Autism is a condition affecting how a person understands and communicates with people and makes sense of the world.
Social Communication and Interaction Skills
Social communication and interaction skills can be challenging for people with ASD.
Examples of social communication and social interaction characteristics related to ASD can include
- Avoids or does not keep eye contact
- Does not respond to name by 9 months of age
- Does not show facial expressions like happy, sad, angry, and surprised by 9 months of age
- Does not play simple interactive games like pat-a-cake by 12 months of age
- Uses few or no gestures by 12 months of age (for example, does not wave goodbye)
- Does not share interests with others by 15 months of age (for example, shows you an object that they like)
- Does not point to show you something interesting by 18 months of age
- Does not notice when others are hurt or upset by 24 months of age
- Does not notice other children and join them in play by 36 months of age
- Does not pretend to be something else, like a teacher or superhero, during play by 48 months of age
- Does not sing, dance, or act for you by 60 months of age
Restricted or Repetitive Behaviors or Interests
People with ASD have behaviors or interests that can seem unusual. These behaviors or interests set ASD apart from conditions defined by problems with social communication and interaction only.
Examples of restricted or repetitive behaviors and interests related to ASD can include
- Lines up toys or other objects and gets upset when order is changed
- Repeats words or phrases over and over (called echolalia)
- Plays with toys the same way every time
- Is focused on parts of objects (for example, wheels)

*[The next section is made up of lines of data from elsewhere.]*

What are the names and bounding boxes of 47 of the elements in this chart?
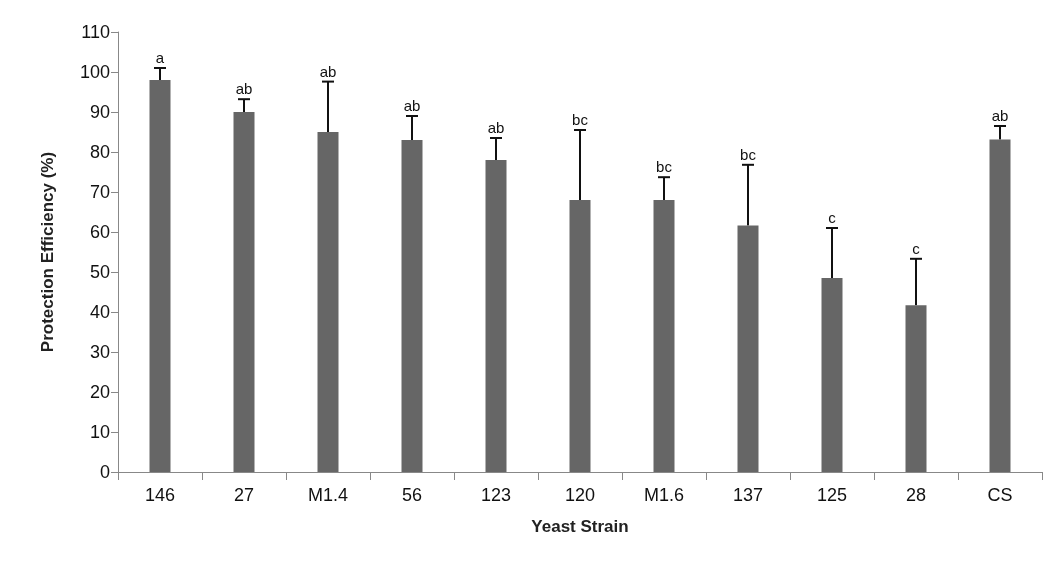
- x-tick-label: 125: [816, 485, 848, 505]
- annotation: ab: [235, 80, 253, 98]
- x-tick-label: CS: [987, 485, 1013, 505]
- y-tick-label: 40: [89, 302, 110, 322]
- annotation: a: [155, 49, 165, 66]
- y-tick-label: 80: [89, 142, 110, 162]
- x-tick-label: 123: [480, 485, 512, 505]
- bar: [737, 225, 759, 472]
- y-tick-label: 10: [89, 422, 110, 442]
- bar: [401, 140, 423, 472]
- annotation: bc: [740, 145, 757, 163]
- y-tick-label: 90: [89, 102, 110, 122]
- annotation: ab: [991, 107, 1009, 124]
- bar: [485, 160, 507, 472]
- y-tick-label: 110: [81, 22, 110, 42]
- bar: [653, 200, 675, 472]
- y-tick-label: 50: [89, 262, 110, 282]
- bar: [821, 278, 843, 472]
- y-tick-label: 60: [89, 222, 110, 242]
- y-axis-title: Protection Efficiency (%): [38, 151, 57, 353]
- x-tick-label: 27: [233, 485, 255, 505]
- y-tick-label: 30: [89, 342, 110, 362]
- x-tick-label: 56: [401, 485, 423, 505]
- x-tick-label: 120: [564, 485, 596, 505]
- annotation: ab: [403, 97, 421, 114]
- bar: [233, 112, 255, 472]
- annotation: bc: [656, 158, 673, 176]
- annotation: bc: [572, 111, 589, 128]
- x-axis-title: Yeast Strain: [531, 517, 629, 536]
- x-tick-label: 146: [144, 485, 176, 505]
- y-tick-label: 70: [89, 182, 110, 202]
- bar: [989, 139, 1011, 472]
- bar: [569, 200, 591, 472]
- annotation: ab: [487, 119, 505, 136]
- x-tick-label: 28: [905, 485, 927, 505]
- x-tick-label: 137: [732, 485, 764, 505]
- annotation: c: [828, 209, 837, 226]
- annotation: ab: [319, 62, 337, 80]
- bar: [317, 132, 339, 472]
- y-tick-label: 100: [79, 62, 110, 82]
- x-tick-label: M1.6: [643, 485, 685, 505]
- annotation: c: [912, 239, 921, 257]
- y-tick-label: 0: [99, 462, 110, 482]
- bar: [149, 80, 171, 472]
- y-tick-label: 20: [89, 382, 110, 402]
- x-tick-label: M1.4: [307, 485, 349, 505]
- bar: [905, 305, 927, 472]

- Gets upset by minor changes
- Has obsessive interests
- Must follow certain routines
- Flaps hands, rocks body, or spins self in circles
- Has unusual reactions to the way things sound, smell, taste, look, or feel
Most people with ASD have other related characteristics. These might include
- Delayed language skills
- Delayed movement skills
- Delayed cognitive or learning skills
- Hyperactive, impulsive, and/or inattentive behavior
- Epilepsy or seizure disorder
- Unusual eating and sleeping habits
- Gastrointestinal issues (for example, constipation)
- Unusual mood or emotional reactions
- Anxiety, stress, or excessive worry
- Lack of fear or more fear than expected
It is important to note that children with ASD may not have all or any of the behaviors listed as examples here.